There is a lack of robust data on the optimal medical treatment of heart failure in patients with severe aortic stenosis, with no randomized controlled trials guiding treatment. The study aimed to study the association between exposure to renin-angiotensin-aldosterone system (RAS) inhibitors or beta-blockers and outcome after aortic valve replacement in patients with aortic stenosis and heart failure.
The study included all patients with heart failure undergoing aortic valve replacement for aortic stenosis in Sweden between 2008 and 2016 ( = 4668 patients). Exposure to treatment was assessed by a continuous tracking of drug dispensations, and outcome events were all-cause mortality and hospitalization for heart failure collected from national patient registries. After adjustment for age, sex, atrial fibrillation, hypertension, diabetes mellitus, and prior myocardial infarction, Cox regression analysis showed that RAS inhibition was associated with a lower risk of all-cause mortality in patients with reduced left ventricular ejection fraction (LV-EF) [hazard ratio (HR) 0.58, 95% confidence interval (CI) 0.51-0.65] and preserved LV-EF (HR 0.69, 95% CI 0.56-0.85). Beta-blockade was associated with a lower risk of all-cause mortality in patients with reduced LV-EF (HR 0.81, 95% CI 0.71-0.92), but not in preserved LV-EF (HR 0.87, 95% CI 0.69-1.10). There was no association between RAS inhibition or beta-blockade and the risk of hospitalization for heart failure.
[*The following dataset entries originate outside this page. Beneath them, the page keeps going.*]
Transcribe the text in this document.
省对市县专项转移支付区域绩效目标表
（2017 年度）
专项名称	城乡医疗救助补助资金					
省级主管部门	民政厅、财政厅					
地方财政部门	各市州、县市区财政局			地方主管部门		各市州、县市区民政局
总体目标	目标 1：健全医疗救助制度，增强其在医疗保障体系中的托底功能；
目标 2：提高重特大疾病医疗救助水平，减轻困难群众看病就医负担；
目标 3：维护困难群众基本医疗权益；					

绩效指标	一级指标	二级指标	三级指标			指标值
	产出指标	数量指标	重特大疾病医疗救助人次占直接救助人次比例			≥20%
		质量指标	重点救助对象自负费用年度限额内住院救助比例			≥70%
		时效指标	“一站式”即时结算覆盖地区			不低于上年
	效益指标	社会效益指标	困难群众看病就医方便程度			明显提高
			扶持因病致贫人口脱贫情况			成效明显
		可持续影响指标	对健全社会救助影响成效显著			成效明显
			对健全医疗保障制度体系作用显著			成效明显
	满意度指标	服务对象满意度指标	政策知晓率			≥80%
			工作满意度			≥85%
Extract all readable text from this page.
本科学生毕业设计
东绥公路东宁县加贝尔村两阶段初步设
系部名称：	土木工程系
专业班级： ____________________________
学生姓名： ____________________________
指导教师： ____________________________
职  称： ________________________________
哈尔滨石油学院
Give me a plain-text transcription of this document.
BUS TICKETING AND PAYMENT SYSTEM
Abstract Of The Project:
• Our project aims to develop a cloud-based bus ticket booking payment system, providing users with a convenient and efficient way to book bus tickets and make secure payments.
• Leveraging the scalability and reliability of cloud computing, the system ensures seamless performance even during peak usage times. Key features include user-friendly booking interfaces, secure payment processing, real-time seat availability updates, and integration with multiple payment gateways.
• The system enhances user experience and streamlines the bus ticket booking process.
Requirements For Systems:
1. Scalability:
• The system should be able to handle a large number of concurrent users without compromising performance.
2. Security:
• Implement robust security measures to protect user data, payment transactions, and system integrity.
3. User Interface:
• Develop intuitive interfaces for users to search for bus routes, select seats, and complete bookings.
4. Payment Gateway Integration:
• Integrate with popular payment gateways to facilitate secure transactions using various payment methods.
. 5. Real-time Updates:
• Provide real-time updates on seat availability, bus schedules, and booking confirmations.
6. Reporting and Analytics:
The RAS inhibition was associated with a lower all-cause mortality after valve replacement in patients with both reduced and preserved LV-EF. Beta-blockade was associated with lower all-cause mortality only in patients with reduced LV-EF.
对于重度主动脉瓣狭窄患者心力衰竭的最佳药物治疗,目前缺乏有力数据,且尚无随机对照试验指导治疗。本研究旨在探讨肾素 - 血管紧张素 - 醛固酮系统(RAS)抑制剂或β受体阻滞剂的使用与主动脉瓣狭窄合并心力衰竭患者主动脉瓣置换术后结局之间的关联。
本研究纳入了2008年至2016年期间在瑞典因主动脉瓣狭窄接受主动脉瓣置换术的所有心力衰竭患者(n = 4668例)。通过持续跟踪药物配给来评估治疗暴露情况,结局事件为全因死亡率和从国家患者登记处收集的心力衰竭住院率。在对年龄、性别、心房颤动、高血压、糖尿病和既往心肌梗死进行校正后,Cox回归分析显示,RAS抑制与左心室射血分数(LV-EF)降低的患者全因死亡率较低相关[风险比(HR)0.58,95%置信区间(CI)0.51 - 0.65]以及LV-EF保留的患者(HR 0.69,95% CI 0.56 - 0.85)。β受体阻滞剂与LV-EF降低的患者全因死亡率较低相关(HR 0.81,95% CI 0.71 - 0.92),但与LV-EF保留的患者无关(HR 0.87,95% CI 0.69 - 1.10)。RAS抑制或β受体阻滞剂与心力衰竭住院风险之间无关联。
RAS抑制与LV-EF降低和保留患者瓣膜置换术后较低的全因死亡率相关。β受体阻滞剂仅与LV-EF降低的患者较低的全因死亡率相关。